Evaluation of Sea State Products from the Sentinel-3A and Sentinel-3B Tandem Phase

Chris Banks1, Christine Gommenginger2, Francisco M Calafat1, Nadim Dayoub2, Helen M Snaith3, Werenfrid Wimmer4, Matthew Hammond5 and Ben Timmermans5, (1)National Oceanography Centre, Liverpool, United Kingdom, (2)National Oceanography Centre, Southampton, United Kingdom, (3)British Oceanographic Data Centre, United Kingdom, (4)University of Southampton, Southampton, SO14, United Kingdom, (5)National Oceangraphy Centre, Southampton, United Kingdom
Abstract:
Sentinel-3A (S3A) was launched in February 2016 and routinely provides data on ocean wind and waves (significant wave height/SWH, Sigma0 and wind speed). In April 2018, S3A was joined in orbit by Sentinel-3B (S3B) and during the first few months the satellites operated in tandem. The operation of S3B in tandem with S3A during the early phase provides a unique opportunity to obtain data close in space and time to quantify instrument-related sources of discrepancies. During the tandem phase, S3B flies as close as 30 seconds ahead of S3A, which for most purposes can essentially be considered to be instantaneous. In the case of the Sentinel-3 Surface Topography Mission (STM) altimeter payload, the operation of the altimeter instruments on the two Sentinel satellites in different operating modes (Low Resolution Mode/LRM and Synthetic Aperture Radar Mode/SARM) brings additional benefits by providing the opportunity to directly compare the performance and dependencies of the retrieved measurements in the two operating modes. Evaluation of the inter-satellite consistency incorporates independent data such as in situ data, model output and other satellite data all of which, like the S3 data, include uncertainties.

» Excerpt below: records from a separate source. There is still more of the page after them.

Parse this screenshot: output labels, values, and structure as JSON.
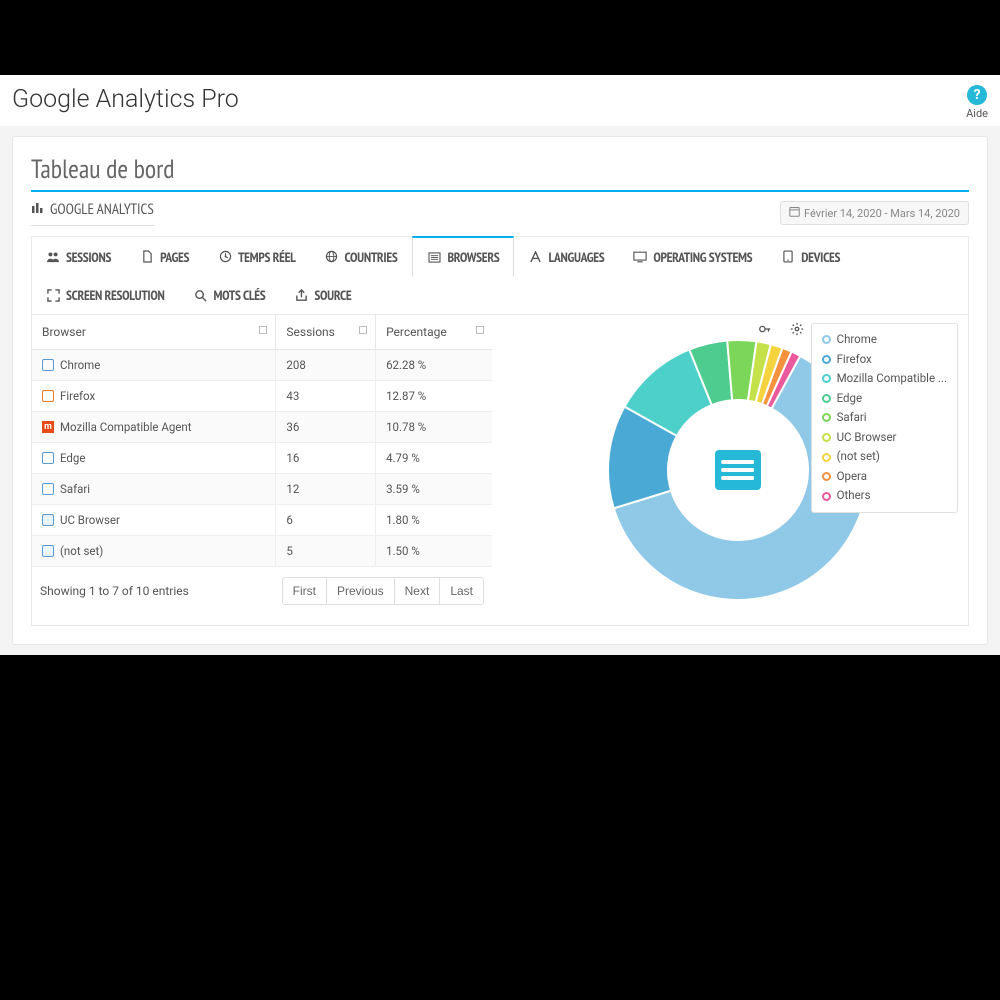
{
  "header": {
    "title": "Google Analytics Pro",
    "help": "Aide"
  },
  "panel": {
    "title": "Tableau de bord",
    "subtitle": "GOOGLE ANALYTICS",
    "date_range": "Février 14, 2020 - Mars 14, 2020"
  },
  "tabs": [
    {
      "icon": "group-icon",
      "label": "SESSIONS"
    },
    {
      "icon": "file-icon",
      "label": "PAGES"
    },
    {
      "icon": "clock-icon",
      "label": "TEMPS RÉEL"
    },
    {
      "icon": "globe-icon",
      "label": "COUNTRIES"
    },
    {
      "icon": "list-icon",
      "label": "BROWSERS",
      "active": true
    },
    {
      "icon": "font-icon",
      "label": "LANGUAGES"
    },
    {
      "icon": "monitor-icon",
      "label": "OPERATING SYSTEMS"
    },
    {
      "icon": "tablet-icon",
      "label": "DEVICES"
    },
    {
      "icon": "expand-icon",
      "label": "SCREEN RESOLUTION"
    },
    {
      "icon": "search-icon",
      "label": "MOTS CLÉS"
    },
    {
      "icon": "share-icon",
      "label": "SOURCE"
    }
  ],
  "table": {
    "columns": [
      "Browser",
      "Sessions",
      "Percentage"
    ],
    "rows": [
      {
        "icon": "chrome",
        "browser": "Chrome",
        "sessions": "208",
        "percentage": "62.28 %"
      },
      {
        "icon": "firefox",
        "browser": "Firefox",
        "sessions": "43",
        "percentage": "12.87 %"
      },
      {
        "icon": "mozilla",
        "browser": "Mozilla Compatible Agent",
        "sessions": "36",
        "percentage": "10.78 %"
      },
      {
        "icon": "edge",
        "browser": "Edge",
        "sessions": "16",
        "percentage": "4.79 %"
      },
      {
        "icon": "safari",
        "browser": "Safari",
        "sessions": "12",
        "percentage": "3.59 %"
      },
      {
        "icon": "uc",
        "browser": "UC Browser",
        "sessions": "6",
        "percentage": "1.80 %"
      },
      {
        "icon": "notset",
        "browser": "(not set)",
        "sessions": "5",
        "percentage": "1.50 %"
      }
    ],
    "summary": "Showing 1 to 7 of 10 entries",
    "pager": {
      "first": "First",
      "prev": "Previous",
      "next": "Next",
      "last": "Last"
    }
  },
  "legend": [
    {
      "label": "Chrome",
      "color": "#90c9e8"
    },
    {
      "label": "Firefox",
      "color": "#4aa9d5"
    },
    {
      "label": "Mozilla Compatible ...",
      "color": "#4dd0c9"
    },
    {
      "label": "Edge",
      "color": "#4ecb8f"
    },
    {
      "label": "Safari",
      "color": "#7bd65a"
    },
    {
      "label": "UC Browser",
      "color": "#c5e14a"
    },
    {
      "label": "(not set)",
      "color": "#f5d33f"
    },
    {
      "label": "Opera",
      "color": "#f5923e"
    },
    {
      "label": "Others",
      "color": "#e85a9b"
    }
  ],
  "chart_data": {
    "type": "pie",
    "title": "Browsers",
    "series": [
      {
        "name": "Chrome",
        "value": 62.28,
        "color": "#90c9e8"
      },
      {
        "name": "Firefox",
        "value": 12.87,
        "color": "#4aa9d5"
      },
      {
        "name": "Mozilla Compatible Agent",
        "value": 10.78,
        "color": "#4dd0c9"
      },
      {
        "name": "Edge",
        "value": 4.79,
        "color": "#4ecb8f"
      },
      {
        "name": "Safari",
        "value": 3.59,
        "color": "#7bd65a"
      },
      {
        "name": "UC Browser",
        "value": 1.8,
        "color": "#c5e14a"
      },
      {
        "name": "(not set)",
        "value": 1.5,
        "color": "#f5d33f"
      },
      {
        "name": "Opera",
        "value": 1.2,
        "color": "#f5923e"
      },
      {
        "name": "Others",
        "value": 1.19,
        "color": "#e85a9b"
      }
    ]
  }
}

In this study, we present work concerned with the calibration and validation of sea state data from the two Sentinel-3 STM instruments. Using independent data, we examine the geographical distribution and uncertainty characteristics of SWH and wind speed from the Sentinel-3 satellites, as well as any global and regional offsets and discrepancies. Statistical methods are explored to formally quantify the errors of the STM sea state measurements, as well as the dependence of errors in SWH and wind speed on various sea state parameters in LRM and SARM operating modes.